Это сопоставление — вообще тема для отдельной статьи, а то и для диссертации какого-нибудь слависта на тему «Маскулин — феминин». Мы позволим себе наметить лишь некоторые особенно забавные противоречия, заставляющие задаться вопросом, как вообще способны эти люди уживаться вот уже лет тридцать и совместно воспитывать главное свое произведение (тоже филолог). Прозе Новикова присущ прямо-таки культ нормы, любовь ко всему обыденному и повседневному, к уюту и заведенному порядку (не случайны упоминания Розанова и отсылки к нему). Новикову интересует прежде всего патология, норме она отказывает в праве на значительность, — и потому объектом исследования в ее «Строгой даме» становится садомазохизм, а в только что вышедшем и не слишком пекущемся о пристойности «Мужском романе» рассудительный и правильный мужчина-натурал во всем проигрывает гомосексуалисту с его капризами, маниями, фобиями и все-таки гениальностью. Норма до такой степени скучна и чужда ее сознанию, что даже в герое вполне идиллического «Женского романа», «правильном» Саше, так и тянет заподозрить скрытый садизм либо иное маньячество — и нет сомнений, что после наконец-то совершившегося брака герой покажет героине такую чудовищную изнанку, что разочарована она уж точно не будет. Более того: проза Новиковой написана куда экспрессивнее, в ней больше нерва, больше издевательства и провокации, больше остроты, — словом, Новиков, любитель авангарда и эстетического экстремизма, в прозе своей оказывается не то чтобы консерватором (научный роман — это как раз довольно экстравагантно), а скорее вот именно что натуралом. Его интонация предельно естественна, тогда как его жена любит и внутренний монолог (где очень умело форсирует голос), и бьющую ниже пояса деталь. Главное же — где Новиков неловко улыбается, в очередной раз получив под дых, там Новикова делается угрюма и, мнится, подавляет бунт: людская глупость и пошлость раздражают ее всерьез.
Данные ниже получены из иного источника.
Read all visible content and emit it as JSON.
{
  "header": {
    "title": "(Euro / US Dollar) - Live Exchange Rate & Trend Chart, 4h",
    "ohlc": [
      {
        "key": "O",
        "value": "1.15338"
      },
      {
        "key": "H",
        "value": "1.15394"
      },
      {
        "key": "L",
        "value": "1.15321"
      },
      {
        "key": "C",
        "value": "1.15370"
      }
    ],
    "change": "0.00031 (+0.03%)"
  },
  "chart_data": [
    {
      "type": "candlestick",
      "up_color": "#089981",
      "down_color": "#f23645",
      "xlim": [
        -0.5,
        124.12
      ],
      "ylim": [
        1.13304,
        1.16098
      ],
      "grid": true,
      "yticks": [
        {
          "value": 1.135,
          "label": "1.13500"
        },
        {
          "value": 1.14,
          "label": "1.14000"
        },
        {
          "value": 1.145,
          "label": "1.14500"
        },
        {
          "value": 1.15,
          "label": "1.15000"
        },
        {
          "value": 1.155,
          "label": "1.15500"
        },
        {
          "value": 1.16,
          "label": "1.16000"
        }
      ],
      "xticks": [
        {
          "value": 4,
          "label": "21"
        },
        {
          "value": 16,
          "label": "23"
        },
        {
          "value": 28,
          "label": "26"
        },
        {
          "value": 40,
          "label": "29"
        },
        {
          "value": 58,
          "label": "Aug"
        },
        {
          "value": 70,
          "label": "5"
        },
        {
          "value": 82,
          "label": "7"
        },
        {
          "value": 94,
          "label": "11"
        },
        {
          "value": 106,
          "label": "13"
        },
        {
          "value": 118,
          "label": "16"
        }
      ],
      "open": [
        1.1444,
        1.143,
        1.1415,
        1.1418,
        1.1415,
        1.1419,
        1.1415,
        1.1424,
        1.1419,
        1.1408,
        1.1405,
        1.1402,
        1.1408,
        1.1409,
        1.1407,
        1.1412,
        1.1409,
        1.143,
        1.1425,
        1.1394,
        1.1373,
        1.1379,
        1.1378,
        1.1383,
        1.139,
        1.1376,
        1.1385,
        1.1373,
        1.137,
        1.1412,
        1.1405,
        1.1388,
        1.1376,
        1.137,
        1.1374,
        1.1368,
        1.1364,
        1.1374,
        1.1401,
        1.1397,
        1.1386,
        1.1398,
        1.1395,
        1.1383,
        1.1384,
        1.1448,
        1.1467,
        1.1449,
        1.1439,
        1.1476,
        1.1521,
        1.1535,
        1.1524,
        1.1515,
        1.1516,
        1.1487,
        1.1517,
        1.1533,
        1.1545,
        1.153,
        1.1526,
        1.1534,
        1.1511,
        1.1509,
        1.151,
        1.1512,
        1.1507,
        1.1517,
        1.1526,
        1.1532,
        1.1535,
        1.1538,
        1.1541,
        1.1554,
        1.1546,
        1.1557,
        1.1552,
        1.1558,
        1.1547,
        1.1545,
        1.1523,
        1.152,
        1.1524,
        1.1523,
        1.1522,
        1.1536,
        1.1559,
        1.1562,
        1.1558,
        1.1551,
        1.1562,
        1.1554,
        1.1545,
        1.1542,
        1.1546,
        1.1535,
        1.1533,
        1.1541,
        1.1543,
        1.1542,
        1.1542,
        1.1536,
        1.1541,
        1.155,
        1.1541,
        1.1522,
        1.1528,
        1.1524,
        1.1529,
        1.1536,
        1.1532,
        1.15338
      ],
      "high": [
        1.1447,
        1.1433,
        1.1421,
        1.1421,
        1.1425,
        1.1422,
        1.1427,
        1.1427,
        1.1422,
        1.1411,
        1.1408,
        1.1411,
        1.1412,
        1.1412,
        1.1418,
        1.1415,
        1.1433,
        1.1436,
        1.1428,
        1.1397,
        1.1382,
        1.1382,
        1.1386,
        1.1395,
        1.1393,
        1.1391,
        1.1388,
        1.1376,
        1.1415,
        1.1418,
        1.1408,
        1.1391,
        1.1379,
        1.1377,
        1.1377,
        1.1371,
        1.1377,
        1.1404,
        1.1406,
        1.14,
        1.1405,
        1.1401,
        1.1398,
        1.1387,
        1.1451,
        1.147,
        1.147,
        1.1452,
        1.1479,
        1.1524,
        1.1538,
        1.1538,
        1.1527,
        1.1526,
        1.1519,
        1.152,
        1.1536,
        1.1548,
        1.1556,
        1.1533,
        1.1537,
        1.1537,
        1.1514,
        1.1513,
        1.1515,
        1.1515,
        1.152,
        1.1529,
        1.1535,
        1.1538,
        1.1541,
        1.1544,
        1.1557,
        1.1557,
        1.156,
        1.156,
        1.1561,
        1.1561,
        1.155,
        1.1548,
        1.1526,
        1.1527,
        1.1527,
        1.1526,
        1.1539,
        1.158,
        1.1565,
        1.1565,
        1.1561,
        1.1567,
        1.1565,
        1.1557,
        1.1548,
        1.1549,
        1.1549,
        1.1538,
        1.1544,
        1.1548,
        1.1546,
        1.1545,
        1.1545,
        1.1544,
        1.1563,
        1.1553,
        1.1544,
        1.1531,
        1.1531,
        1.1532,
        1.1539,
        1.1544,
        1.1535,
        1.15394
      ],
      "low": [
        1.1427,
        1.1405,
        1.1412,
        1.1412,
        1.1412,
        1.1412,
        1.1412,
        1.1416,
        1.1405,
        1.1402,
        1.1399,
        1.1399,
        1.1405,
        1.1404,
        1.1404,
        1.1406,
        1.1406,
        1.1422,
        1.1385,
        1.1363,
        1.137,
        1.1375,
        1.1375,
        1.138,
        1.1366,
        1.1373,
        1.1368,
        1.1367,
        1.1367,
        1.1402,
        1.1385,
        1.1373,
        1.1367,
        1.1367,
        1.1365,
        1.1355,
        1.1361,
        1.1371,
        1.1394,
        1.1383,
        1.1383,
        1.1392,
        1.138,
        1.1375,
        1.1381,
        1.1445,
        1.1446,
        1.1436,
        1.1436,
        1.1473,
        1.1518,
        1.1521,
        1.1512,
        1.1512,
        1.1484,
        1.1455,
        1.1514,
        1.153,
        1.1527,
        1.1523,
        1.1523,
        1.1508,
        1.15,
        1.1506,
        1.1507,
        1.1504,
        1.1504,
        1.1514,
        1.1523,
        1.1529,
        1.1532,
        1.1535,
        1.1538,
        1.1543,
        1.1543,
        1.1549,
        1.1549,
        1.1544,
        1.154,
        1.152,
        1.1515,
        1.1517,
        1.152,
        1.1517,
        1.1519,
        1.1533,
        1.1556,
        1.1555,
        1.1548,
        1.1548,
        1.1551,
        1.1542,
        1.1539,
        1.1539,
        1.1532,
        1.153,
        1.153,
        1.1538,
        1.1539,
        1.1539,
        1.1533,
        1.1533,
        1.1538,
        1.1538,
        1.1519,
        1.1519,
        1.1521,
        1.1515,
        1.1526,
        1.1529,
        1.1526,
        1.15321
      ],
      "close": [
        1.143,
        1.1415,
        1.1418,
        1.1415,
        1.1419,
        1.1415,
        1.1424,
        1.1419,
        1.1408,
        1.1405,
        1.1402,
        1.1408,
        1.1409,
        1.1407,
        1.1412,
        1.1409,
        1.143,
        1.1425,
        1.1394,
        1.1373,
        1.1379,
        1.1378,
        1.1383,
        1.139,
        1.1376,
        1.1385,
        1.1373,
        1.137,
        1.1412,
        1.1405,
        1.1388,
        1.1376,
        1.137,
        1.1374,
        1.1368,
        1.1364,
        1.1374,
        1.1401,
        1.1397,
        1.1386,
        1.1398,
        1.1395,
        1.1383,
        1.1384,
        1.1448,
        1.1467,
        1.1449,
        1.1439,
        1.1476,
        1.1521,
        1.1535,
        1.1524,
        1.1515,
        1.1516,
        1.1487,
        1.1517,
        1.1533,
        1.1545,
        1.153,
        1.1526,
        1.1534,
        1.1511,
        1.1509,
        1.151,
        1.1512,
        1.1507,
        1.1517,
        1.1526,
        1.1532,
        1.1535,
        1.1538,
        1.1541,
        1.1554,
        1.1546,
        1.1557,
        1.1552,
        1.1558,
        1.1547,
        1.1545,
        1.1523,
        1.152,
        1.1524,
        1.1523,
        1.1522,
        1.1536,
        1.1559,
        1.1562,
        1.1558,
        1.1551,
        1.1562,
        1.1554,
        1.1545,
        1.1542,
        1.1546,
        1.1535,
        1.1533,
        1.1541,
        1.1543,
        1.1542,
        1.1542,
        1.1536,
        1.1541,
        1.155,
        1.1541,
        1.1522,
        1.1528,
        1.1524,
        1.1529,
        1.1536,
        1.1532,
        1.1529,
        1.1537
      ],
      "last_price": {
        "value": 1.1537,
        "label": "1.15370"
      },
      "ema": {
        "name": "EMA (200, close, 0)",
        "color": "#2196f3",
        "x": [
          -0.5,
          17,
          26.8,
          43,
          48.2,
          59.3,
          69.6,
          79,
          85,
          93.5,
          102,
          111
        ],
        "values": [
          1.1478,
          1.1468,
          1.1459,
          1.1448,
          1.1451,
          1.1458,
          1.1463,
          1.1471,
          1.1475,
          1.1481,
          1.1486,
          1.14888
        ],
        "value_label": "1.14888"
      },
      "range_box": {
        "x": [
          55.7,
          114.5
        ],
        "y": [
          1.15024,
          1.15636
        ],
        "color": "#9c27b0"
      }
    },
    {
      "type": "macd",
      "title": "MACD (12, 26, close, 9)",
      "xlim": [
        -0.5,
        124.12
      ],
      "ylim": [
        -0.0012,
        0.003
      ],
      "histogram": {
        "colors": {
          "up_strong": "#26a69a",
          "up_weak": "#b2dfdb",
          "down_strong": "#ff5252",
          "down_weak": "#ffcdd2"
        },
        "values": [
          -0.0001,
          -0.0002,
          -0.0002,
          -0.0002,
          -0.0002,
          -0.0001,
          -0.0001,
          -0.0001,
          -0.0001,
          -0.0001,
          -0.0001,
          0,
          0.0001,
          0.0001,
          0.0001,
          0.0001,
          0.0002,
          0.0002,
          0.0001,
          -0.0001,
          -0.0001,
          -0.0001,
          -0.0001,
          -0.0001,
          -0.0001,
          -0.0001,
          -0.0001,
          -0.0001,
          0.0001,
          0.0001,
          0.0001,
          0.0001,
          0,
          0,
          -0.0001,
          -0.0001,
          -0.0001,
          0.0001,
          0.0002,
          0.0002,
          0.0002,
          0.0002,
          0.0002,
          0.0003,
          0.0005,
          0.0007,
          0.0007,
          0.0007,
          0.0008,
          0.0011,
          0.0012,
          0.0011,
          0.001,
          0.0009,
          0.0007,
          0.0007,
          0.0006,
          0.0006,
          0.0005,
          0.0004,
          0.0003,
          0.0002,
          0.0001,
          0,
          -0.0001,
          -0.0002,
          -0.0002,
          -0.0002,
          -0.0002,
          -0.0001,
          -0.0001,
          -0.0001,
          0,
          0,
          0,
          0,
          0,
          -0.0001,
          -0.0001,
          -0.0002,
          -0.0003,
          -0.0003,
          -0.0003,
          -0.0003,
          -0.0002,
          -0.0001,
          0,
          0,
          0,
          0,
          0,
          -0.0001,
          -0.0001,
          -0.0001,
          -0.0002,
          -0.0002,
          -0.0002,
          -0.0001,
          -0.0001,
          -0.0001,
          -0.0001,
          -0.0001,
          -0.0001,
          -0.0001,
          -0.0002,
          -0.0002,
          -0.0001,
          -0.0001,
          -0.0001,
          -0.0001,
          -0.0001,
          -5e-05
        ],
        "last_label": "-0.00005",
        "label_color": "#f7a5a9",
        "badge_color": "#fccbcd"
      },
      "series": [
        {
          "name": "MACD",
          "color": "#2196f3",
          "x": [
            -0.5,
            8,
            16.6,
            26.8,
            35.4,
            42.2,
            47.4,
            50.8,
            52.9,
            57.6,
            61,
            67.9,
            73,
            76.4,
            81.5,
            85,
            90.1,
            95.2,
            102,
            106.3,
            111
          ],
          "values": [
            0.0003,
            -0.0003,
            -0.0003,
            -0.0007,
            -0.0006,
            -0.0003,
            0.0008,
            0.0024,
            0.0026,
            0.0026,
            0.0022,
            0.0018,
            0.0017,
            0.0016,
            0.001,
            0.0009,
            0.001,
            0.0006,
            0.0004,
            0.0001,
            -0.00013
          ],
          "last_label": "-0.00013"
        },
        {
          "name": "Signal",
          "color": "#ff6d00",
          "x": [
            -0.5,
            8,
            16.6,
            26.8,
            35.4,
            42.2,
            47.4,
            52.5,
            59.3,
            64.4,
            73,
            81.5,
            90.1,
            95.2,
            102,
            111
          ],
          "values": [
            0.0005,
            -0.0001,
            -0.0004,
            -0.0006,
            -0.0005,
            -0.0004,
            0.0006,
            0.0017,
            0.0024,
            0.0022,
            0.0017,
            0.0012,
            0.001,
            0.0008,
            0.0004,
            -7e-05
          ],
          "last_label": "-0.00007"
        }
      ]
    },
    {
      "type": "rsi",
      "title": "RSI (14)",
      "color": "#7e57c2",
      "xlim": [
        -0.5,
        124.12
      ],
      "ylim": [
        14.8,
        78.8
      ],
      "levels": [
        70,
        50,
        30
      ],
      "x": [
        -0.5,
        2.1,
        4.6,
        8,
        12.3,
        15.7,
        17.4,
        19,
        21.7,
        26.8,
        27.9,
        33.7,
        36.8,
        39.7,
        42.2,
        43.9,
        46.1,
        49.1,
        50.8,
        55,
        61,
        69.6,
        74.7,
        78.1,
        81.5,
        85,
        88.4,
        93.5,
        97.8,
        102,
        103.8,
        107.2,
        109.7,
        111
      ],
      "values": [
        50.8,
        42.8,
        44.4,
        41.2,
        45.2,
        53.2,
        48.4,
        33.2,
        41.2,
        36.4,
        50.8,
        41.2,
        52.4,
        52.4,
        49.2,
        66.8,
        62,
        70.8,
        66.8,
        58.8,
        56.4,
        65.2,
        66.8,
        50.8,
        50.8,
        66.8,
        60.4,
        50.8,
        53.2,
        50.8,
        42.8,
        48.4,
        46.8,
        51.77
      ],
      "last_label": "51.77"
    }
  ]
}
И естественно, если для Новикова жизнь обладает всеми чертами капризной, непредсказуемой, но милой женщины, — в прозе Новиковой она предстает суровым и непостижимым, но в глубине души надежным мужчиной.
Это как раз нормально.
Впрочем, на сочетании несочетаемого и держится все лучшее на свете — и наши отношения с жизнью, и наши отношения с женщинами, и хорошая русская проза.